Twitter has also been fantastic in interconnecting people with perhaps similar mind sets, passionate, committed and with strong views. Once again, I have found this to be extremely useful, exchanging views with policy makers, debating issues with primary care colleagues and constantly learning. it makes you see the bigger picture, or at least, for me, certainly has helped me develop. One could even say that this exchange of information,Whether it be patients or fellow professionals, has been worth more as regards continuous professional development, than any lectures I have sat through in the event past. Once again, I have stayed away from personal health related queries for confidentiality issues and advised guidance from local professionals.

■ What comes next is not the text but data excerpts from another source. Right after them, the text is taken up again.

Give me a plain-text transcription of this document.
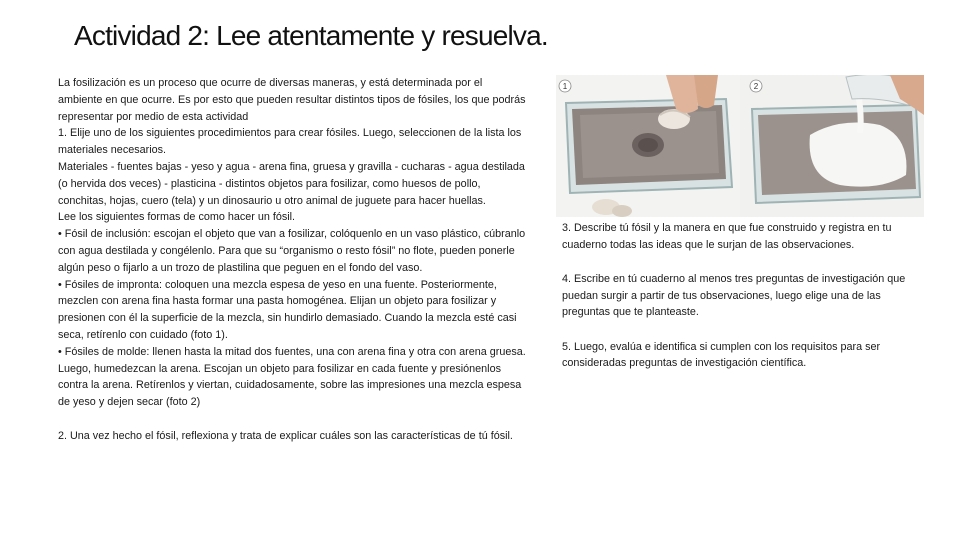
Actividad 2: Lee atentamente y resuelva.

La fosilización es un proceso que ocurre de diversas maneras, y está determinada por el ambiente en que ocurre. Es por esto que pueden resultar distintos tipos de fósiles, los que podrás representar por medio de esta actividad

1. Elije uno de los siguientes procedimientos para crear fósiles. Luego, seleccionen de la lista los materiales necesarios.

Materiales - fuentes bajas - yeso y agua - arena fina, gruesa y gravilla - cucharas - agua destilada (o hervida dos veces) - plasticina - distintos objetos para fosilizar, como huesos de pollo, conchitas, hojas, cuero (tela) y un dinosaurio u otro animal de juguete para hacer huellas.

Lee los siguientes formas de como hacer un fósil.

• Fósil de inclusión: escojan el objeto que van a fosilizar, colóquenlo en un vaso plástico, cúbranlo con agua destilada y congélenlo. Para que su “organismo o resto fósil” no flote, pueden ponerle algún peso o fijarlo a un trozo de plastilina que peguen en el fondo del vaso.

• Fósiles de impronta: coloquen una mezcla espesa de yeso en una fuente. Posteriormente, mezclen con arena fina hasta formar una pasta homogénea. Elijan un objeto para fosilizar y presionen con él la superficie de la mezcla, sin hundirlo demasiado. Cuando la mezcla esté casi seca, retírenlo con cuidado (foto 1).

• Fósiles de molde: llenen hasta la mitad dos fuentes, una con arena fina y otra con arena gruesa. Luego, humedezcan la arena. Escojan un objeto para fosilizar en cada fuente y presiónenlos contra la arena. Retírenlos y viertan, cuidadosamente, sobre las impresiones una mezcla espesa de yeso y dejen secar (foto 2)

2. Una vez hecho el fósil, reflexiona y trata de explicar cuáles son las características de tú fósil.

1	2

3. Describe tú fósil y la manera en que fue construido y registra en tu cuaderno todas las ideas que le surjan de las observaciones.

4. Escribe en tú cuaderno al menos tres preguntas de investigación que puedan surgir a partir de tus observaciones, luego elige una de las preguntas que te planteaste.

5. Luego, evalúa e identifica si cumplen con los requisitos para ser consideradas preguntas de investigación científica.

Finally as regards blogs, there have once again been a 2 fold benefit. Firstly, Twitter is a forum restricted to 140 words. On one hand, it encourages people to come straight to the point without leaving any room for preamble etc, while on the other hand, it leaves one a bit incomplete as to whether the whole picture has been conveyed. Patient blogs have been fascinating to read (take your pick from Laura, Hannah, David, Yas, Dannie et al) and once again been an educational and learning experience for me as a healthcare professional. Secondly, personal musings on a blog, albeit my own views, not only gives one a forum to air views about healthcare, what one can change, what should change but also perhaps cathartic. Criticism is what makes a democracy tick, (and constructive ones help people and organisations, if wiling, to develop further) but this should not extend to personal attacks laced with vitriol. if anything, such occurrence, lessens the impact of the blog and the writer.

Personally, I see social media developing as an adjunct rather than replacing anything big in the healthcare sector. As an educational forum, it can be an excellent vehicle and perhaps could also become a vehicle to help professionals interact better with patients and fellow professionals. The confidentiality issue will however need to be tackled and security of these vehicles still need further work before any direct health related advice can be given. The GMC has some available guidance for professionals, as are the RCGP coming out with one. However, the key is to use any of the forums in a manner which is professional and not seen by any individual or organisation to be compromising confidentiality or questioning integrity of others.Examples abound of professionals who use this forum in a responsible or judicious manner, whilst also contributing to diabetes care- step forward Dean, Annie, Simon and Sandeep!

At the end of the day, we need to ask ourselves whether any of this will help the patient or for that matter, any specific group.. If the feedback from patients is that "this" is the forum they would like to use, then as professionals, it's our responsibility to make it work. As mentioned previously, the days of "us" seeing patients on our own terms is dying a slow death...we need to ensure that we can rise to the challenge and use existing forums to suit patients, especially in a disease process, where engagement is the key mantra.